Vedendo giocare il Napoli  minuto dopo minuto si è assistito ad uno spettacolo  fatto di grinta, determinazione, voglia di aiutarsi l’uno con l’altro e massima applicazione. Ed allora la domanda: è lo stesso Napoli visto a Lisbona ed a Udine o si tratta di una squadra diversa camuffata con il nome Napoli? La risposta è tutta qui: si chiama Antonio Conte, l’artefice del cambiamento , l’uomo che più di tutti riesce ad entrare nella testa dei propri calciatori, facendo capire gli errori ma soprattutto indicando loro la strada per superarli e metterli da parte.
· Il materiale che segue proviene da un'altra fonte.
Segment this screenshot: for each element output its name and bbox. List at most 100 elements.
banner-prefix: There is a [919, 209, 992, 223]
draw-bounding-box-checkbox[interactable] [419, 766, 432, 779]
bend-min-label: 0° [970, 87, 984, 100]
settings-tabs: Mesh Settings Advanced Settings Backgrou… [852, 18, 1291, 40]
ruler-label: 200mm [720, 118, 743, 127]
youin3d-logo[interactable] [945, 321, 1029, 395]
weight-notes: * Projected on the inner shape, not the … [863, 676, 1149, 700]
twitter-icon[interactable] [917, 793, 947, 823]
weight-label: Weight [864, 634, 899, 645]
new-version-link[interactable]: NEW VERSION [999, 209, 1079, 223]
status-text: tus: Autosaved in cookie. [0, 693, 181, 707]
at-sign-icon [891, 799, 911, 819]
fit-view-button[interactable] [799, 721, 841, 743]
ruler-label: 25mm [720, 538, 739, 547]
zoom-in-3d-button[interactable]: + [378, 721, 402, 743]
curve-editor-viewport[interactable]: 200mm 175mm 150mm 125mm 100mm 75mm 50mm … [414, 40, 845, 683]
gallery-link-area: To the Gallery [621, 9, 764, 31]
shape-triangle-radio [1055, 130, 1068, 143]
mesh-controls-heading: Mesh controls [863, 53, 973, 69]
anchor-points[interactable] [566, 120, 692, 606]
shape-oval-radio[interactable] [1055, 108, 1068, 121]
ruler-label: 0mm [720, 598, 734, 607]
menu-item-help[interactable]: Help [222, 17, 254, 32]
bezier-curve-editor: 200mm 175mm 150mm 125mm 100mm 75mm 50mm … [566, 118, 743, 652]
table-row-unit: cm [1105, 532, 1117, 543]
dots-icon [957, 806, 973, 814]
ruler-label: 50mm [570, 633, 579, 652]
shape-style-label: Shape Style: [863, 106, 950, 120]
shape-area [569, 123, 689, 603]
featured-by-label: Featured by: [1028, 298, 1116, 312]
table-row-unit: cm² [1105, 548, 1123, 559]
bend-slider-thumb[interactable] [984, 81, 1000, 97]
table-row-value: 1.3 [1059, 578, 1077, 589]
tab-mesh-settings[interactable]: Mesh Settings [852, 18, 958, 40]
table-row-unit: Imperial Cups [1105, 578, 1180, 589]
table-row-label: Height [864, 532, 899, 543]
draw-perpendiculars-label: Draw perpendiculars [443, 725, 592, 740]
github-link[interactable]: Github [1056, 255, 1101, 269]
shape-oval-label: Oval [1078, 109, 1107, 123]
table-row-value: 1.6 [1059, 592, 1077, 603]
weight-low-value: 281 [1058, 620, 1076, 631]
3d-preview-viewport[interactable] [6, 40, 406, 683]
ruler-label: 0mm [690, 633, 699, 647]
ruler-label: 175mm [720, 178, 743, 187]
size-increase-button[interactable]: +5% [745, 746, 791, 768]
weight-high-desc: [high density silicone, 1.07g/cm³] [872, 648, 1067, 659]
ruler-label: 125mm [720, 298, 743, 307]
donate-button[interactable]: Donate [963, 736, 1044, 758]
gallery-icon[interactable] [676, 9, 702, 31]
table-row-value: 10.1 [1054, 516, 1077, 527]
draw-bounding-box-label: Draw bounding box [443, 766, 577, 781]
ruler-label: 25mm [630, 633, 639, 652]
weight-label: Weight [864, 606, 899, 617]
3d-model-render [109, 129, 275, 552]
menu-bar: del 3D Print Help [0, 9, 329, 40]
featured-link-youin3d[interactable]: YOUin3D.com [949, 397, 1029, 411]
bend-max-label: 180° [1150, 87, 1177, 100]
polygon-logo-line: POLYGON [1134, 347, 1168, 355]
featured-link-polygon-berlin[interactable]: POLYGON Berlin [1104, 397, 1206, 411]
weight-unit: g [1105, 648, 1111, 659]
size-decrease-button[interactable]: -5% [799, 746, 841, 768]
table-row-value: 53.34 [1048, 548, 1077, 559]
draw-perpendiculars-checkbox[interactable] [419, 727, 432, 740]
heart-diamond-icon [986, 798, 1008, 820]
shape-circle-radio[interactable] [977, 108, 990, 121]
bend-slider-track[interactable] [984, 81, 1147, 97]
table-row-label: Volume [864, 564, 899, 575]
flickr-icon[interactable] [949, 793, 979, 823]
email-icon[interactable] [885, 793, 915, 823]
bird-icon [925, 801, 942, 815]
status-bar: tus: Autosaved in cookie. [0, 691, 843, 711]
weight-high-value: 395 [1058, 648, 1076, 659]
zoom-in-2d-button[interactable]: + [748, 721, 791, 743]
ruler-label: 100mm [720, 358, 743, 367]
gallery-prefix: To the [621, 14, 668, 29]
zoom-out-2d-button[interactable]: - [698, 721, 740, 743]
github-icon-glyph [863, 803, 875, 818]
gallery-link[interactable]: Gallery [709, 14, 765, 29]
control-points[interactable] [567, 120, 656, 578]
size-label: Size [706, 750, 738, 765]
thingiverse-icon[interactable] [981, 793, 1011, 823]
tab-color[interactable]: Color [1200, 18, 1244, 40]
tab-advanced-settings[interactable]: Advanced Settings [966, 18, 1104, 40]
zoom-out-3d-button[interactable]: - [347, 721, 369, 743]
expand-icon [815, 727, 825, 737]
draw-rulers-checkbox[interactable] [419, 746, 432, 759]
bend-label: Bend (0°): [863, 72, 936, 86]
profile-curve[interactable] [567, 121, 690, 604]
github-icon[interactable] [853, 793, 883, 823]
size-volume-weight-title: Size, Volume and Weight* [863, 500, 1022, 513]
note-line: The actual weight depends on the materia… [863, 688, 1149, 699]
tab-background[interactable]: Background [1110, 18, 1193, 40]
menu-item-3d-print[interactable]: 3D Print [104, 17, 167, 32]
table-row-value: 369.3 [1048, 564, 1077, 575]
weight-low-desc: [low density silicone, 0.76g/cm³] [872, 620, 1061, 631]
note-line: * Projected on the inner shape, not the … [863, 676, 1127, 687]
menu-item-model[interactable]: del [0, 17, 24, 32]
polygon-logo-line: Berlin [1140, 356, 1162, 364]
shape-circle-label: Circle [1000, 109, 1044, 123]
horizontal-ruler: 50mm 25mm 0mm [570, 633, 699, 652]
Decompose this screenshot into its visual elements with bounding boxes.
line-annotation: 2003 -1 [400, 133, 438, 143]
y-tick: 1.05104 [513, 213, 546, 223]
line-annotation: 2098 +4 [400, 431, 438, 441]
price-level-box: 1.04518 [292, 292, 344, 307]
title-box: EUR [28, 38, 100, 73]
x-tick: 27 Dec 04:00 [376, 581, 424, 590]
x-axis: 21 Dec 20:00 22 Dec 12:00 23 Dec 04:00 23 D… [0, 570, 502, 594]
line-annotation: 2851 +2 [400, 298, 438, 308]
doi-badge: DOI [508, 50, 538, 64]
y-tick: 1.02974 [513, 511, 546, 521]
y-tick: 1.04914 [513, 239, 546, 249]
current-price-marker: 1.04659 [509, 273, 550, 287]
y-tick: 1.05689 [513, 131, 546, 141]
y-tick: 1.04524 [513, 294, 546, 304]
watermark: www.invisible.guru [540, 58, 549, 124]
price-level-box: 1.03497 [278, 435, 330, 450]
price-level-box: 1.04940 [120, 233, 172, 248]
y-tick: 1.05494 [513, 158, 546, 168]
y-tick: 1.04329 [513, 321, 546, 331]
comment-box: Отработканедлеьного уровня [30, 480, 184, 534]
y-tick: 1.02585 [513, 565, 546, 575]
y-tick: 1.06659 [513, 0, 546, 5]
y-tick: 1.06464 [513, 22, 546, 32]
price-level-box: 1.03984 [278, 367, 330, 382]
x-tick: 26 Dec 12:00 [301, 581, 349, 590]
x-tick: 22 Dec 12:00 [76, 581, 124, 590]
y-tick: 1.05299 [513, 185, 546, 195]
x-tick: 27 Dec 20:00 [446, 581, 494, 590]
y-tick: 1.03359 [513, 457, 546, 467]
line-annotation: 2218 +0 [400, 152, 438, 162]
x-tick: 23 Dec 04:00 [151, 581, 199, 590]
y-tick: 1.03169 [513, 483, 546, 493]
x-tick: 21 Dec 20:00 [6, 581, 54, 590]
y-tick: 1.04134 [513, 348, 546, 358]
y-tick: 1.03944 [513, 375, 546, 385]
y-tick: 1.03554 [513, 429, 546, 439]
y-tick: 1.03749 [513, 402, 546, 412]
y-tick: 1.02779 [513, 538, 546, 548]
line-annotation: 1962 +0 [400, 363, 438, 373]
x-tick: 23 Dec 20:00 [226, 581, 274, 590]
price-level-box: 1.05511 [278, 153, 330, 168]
Antonio Conte ha lavorato certo sulle possibilità tattiche più appropriate per valorizzare al meglio l’organico al momento a disposizione, ma la pietra angolare dell’opera messa in atto è stata la consapevolezza data alla squadra che la vittoria dello scudetto non è deve considerarsi un punto di arrivo ma  rappresentare  l’inizio di un percorso virtuoso.
 
Più che mai appropriate alcune affermazioni di  Mario Giuffredi che ,commentando la prestazione di Politano suo assistito, centrano bene il tema. “Politano nella squadra di Conte ricopre  un ruolo prettamente difensivo e di grande sacrificio, seguendo sempre le  direttive del tecnico. Questo lo puoi fare solo se  credi nel tuo allenatore e lo segui alla morte”.